他の科目は落としてもしょうがないと思うのですが、国語と国文学は落とすのはイヤでした。その頃一番厳しかった今泉忠義先生は、「今忠は落ちる」という評判だったのですけれど、「これだけは一発で取りたい」と一生懸命勉強しまして、今泉先生は訳をする時に人称をはっきり書くと絶対に通してくれるということに気付きました。それで、その勉強をしたことを覚えています。後は「万葉集」から始まって「源氏物語」は・・・卒業までに読み切れませんでした。能に関するところだけは読みましたけれど(笑)。

何かと誤解を受けている狂言の真の意味や価値をわかってほしいと思って40歳を過ぎた頃「狂言のすすめ」という本を書いたのですが、この時ほど大学へ行っておいてよかったと思ったことはありません。どのように書いたらより良くわかって頂けるか。きちんと項目を立てられたのは、やはり國學院で学ばせてもらったからと思いました。

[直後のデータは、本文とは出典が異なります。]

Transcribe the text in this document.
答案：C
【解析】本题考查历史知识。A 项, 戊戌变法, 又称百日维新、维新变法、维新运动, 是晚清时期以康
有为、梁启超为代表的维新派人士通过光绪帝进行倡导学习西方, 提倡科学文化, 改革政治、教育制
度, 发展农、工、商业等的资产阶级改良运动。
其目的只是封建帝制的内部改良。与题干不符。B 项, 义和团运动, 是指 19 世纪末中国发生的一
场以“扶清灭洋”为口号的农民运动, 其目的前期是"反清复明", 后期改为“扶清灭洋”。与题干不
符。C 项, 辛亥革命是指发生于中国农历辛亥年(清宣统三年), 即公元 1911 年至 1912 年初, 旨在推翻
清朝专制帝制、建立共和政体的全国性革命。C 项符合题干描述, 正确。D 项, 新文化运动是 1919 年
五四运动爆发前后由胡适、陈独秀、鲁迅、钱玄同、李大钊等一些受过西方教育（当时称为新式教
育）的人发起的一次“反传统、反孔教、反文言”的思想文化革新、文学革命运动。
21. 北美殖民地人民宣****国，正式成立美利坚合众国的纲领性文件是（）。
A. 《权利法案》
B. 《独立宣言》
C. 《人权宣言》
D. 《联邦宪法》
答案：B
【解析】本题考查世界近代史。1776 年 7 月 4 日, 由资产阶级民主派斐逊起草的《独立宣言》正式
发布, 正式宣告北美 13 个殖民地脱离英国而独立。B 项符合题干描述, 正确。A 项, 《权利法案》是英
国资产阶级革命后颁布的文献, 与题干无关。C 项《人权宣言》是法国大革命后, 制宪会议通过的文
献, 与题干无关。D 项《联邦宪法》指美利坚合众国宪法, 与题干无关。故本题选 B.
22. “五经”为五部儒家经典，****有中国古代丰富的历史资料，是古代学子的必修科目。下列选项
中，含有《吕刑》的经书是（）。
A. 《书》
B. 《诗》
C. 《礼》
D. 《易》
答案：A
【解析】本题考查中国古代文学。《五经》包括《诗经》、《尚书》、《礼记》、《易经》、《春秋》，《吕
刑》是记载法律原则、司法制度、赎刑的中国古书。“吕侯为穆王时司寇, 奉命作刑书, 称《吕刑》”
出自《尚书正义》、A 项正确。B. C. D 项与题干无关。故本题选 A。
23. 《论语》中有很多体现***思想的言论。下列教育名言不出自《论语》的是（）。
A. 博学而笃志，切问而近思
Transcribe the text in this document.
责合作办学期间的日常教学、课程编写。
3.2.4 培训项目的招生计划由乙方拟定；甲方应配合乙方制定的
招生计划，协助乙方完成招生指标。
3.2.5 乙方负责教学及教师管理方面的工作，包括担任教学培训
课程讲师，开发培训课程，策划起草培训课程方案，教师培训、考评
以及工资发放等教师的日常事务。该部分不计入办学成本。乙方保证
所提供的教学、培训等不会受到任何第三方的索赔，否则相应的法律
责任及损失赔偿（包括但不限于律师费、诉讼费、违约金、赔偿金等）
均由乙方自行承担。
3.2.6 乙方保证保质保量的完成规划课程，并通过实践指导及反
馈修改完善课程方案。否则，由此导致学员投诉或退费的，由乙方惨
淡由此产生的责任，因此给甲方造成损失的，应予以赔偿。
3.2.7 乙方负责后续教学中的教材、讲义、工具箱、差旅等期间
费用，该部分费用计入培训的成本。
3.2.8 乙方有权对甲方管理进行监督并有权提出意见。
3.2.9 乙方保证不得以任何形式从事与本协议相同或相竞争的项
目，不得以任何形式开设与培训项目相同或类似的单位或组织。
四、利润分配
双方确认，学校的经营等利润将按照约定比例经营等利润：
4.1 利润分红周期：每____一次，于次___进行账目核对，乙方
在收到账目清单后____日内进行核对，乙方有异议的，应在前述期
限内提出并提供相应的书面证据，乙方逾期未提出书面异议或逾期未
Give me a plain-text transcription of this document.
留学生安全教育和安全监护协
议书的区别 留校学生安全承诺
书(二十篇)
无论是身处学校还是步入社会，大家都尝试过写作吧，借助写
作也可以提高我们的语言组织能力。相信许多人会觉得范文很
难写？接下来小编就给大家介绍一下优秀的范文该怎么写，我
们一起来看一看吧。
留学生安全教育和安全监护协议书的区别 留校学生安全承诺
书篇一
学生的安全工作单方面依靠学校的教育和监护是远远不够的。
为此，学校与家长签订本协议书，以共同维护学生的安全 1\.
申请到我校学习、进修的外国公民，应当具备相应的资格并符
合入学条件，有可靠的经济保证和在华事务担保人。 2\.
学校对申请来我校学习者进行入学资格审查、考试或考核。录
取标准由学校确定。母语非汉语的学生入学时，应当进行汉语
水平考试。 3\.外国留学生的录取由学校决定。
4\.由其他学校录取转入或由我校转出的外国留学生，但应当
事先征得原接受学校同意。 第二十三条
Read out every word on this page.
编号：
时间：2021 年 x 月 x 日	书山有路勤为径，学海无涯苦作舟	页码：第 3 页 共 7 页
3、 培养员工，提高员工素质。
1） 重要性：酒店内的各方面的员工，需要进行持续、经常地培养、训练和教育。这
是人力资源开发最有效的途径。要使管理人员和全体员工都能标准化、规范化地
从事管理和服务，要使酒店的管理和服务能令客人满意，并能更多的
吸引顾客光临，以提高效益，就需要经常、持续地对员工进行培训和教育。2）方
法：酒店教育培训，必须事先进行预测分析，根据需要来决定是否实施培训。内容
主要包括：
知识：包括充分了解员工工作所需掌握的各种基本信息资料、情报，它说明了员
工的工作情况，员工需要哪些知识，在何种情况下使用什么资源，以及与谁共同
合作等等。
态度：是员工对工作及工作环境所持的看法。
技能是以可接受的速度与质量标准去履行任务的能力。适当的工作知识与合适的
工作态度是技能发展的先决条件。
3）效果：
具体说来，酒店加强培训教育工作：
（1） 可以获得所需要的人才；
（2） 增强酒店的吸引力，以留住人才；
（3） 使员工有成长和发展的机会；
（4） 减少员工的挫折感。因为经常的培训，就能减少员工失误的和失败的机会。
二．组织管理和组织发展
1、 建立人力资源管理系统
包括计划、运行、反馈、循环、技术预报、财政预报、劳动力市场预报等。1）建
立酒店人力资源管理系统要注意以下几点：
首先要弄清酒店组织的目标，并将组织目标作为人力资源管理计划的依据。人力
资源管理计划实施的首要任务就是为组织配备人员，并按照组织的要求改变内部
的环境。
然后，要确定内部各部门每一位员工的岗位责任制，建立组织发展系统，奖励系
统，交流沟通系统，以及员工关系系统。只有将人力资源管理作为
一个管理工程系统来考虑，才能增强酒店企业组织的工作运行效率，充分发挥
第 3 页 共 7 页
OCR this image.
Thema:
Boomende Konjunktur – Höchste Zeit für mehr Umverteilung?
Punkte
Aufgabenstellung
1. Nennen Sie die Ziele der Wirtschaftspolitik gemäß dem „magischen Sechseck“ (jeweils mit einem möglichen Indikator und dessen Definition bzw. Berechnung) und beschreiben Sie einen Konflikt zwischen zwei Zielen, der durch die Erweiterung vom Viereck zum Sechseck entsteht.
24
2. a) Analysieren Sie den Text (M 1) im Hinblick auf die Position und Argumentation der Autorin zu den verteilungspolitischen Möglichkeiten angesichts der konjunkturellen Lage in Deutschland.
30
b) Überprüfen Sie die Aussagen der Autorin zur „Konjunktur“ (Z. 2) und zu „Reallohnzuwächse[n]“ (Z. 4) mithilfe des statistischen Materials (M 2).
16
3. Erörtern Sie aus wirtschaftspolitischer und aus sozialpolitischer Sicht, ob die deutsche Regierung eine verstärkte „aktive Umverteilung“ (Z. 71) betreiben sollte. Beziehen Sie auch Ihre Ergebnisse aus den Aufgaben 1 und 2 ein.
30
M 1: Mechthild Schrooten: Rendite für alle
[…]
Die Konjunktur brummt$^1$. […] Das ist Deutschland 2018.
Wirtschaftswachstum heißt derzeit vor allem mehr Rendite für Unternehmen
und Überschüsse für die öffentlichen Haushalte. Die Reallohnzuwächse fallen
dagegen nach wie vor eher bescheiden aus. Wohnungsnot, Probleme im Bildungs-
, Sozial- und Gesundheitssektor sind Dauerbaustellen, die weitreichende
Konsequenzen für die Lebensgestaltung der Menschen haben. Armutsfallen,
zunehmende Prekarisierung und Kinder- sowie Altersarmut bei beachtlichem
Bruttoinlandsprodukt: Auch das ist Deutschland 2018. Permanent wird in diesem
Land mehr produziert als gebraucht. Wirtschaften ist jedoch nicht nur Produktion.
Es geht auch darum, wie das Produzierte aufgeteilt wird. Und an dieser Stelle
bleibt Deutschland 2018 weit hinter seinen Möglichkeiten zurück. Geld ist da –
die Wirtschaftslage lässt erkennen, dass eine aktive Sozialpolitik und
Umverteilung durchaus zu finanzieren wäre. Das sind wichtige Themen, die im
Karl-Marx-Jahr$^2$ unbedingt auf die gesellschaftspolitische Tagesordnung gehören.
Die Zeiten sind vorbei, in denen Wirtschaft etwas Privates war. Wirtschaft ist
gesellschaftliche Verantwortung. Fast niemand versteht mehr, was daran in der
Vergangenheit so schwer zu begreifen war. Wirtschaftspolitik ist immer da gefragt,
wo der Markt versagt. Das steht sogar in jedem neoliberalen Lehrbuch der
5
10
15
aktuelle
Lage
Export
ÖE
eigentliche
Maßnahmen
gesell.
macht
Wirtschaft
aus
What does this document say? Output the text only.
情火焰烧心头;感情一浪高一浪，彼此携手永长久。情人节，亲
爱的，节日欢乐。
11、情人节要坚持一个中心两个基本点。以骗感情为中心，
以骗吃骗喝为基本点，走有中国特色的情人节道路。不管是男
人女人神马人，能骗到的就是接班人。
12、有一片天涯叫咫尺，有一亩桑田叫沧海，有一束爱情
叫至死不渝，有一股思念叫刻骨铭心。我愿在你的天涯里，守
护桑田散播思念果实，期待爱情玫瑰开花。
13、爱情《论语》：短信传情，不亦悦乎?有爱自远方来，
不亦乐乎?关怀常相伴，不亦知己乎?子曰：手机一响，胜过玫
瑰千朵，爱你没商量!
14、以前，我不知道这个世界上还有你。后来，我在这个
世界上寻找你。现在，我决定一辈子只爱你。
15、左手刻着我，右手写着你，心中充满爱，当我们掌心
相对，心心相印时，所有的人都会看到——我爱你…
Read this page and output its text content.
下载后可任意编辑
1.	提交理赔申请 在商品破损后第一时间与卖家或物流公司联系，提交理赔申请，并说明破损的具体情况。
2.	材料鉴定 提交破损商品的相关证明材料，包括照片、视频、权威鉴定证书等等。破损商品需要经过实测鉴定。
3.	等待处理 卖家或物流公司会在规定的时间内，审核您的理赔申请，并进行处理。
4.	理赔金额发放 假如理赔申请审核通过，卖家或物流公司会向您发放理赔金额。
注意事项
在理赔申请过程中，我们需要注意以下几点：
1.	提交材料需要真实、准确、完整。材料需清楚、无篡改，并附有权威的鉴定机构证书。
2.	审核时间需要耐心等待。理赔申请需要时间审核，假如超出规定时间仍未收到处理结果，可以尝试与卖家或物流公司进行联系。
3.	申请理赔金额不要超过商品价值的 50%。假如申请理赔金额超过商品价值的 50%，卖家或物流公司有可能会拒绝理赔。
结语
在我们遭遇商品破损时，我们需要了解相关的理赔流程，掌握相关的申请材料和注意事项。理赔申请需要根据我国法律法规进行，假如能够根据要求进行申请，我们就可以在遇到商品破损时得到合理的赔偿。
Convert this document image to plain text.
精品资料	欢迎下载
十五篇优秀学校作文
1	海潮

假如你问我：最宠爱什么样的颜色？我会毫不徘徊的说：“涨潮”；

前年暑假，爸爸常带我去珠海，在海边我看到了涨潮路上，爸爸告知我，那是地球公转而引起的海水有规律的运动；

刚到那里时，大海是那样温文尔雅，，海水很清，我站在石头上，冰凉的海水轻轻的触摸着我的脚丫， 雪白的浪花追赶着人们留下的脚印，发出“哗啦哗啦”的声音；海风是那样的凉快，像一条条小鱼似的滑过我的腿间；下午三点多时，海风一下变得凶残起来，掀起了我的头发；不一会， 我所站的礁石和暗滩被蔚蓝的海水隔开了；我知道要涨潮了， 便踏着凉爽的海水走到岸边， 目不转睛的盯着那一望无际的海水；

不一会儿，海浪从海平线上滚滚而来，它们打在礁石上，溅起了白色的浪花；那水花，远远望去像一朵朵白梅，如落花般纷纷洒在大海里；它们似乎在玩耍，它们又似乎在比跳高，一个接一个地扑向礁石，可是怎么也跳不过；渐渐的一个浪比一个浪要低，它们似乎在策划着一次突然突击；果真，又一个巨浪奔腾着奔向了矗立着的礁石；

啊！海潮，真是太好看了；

今は国文学を守ってくれる大学が少なくなっています。それこそ國學院が最後の砦では? 日本文学や古文になじんでいる人も少なくなり、「就職するのに国文学なんて」という話にもなっています。でも、僕は「知的なものの根本は国文学」と教わってきましたので、それがなくなるということは、ものすごく辛いことです。國學院は国文学を大事にしてくださる大学であることがありがたいし、(院友で)よかったなと思っております。

 

たまプラ―ザの狂言鑑賞会は節目の20回。恩返しで大曲を

%e2%98%86170829_atari_394

―――― たまプラーザでの狂言鑑賞会(11月21、22日)が今年で20回を迎えます。特別な演目も用意していただけるということですが

山本師 「花子(はなご)」という曲で「極重習(ごくおもならい)」と呼ばれる最難曲です。「たまプラーザで狂言会ができないだろうか」というお話を頂いて、階段教室に特設舞台を作って頂き、毎年上演させて頂いています。今年ついに20回を迎えることになりました。学生さんがあまり来られないのは残念ですが、近所の方たちがとても楽しみだとおっしゃって毎年おいでになる方も多く、「この曲はどうだろう?」と(難解な曲を)出しても皆さんしっかり観てくださっていたので、私にとっても楽しみなのです。ご恩返しのつもりで大曲を一生懸命やらせていただきます。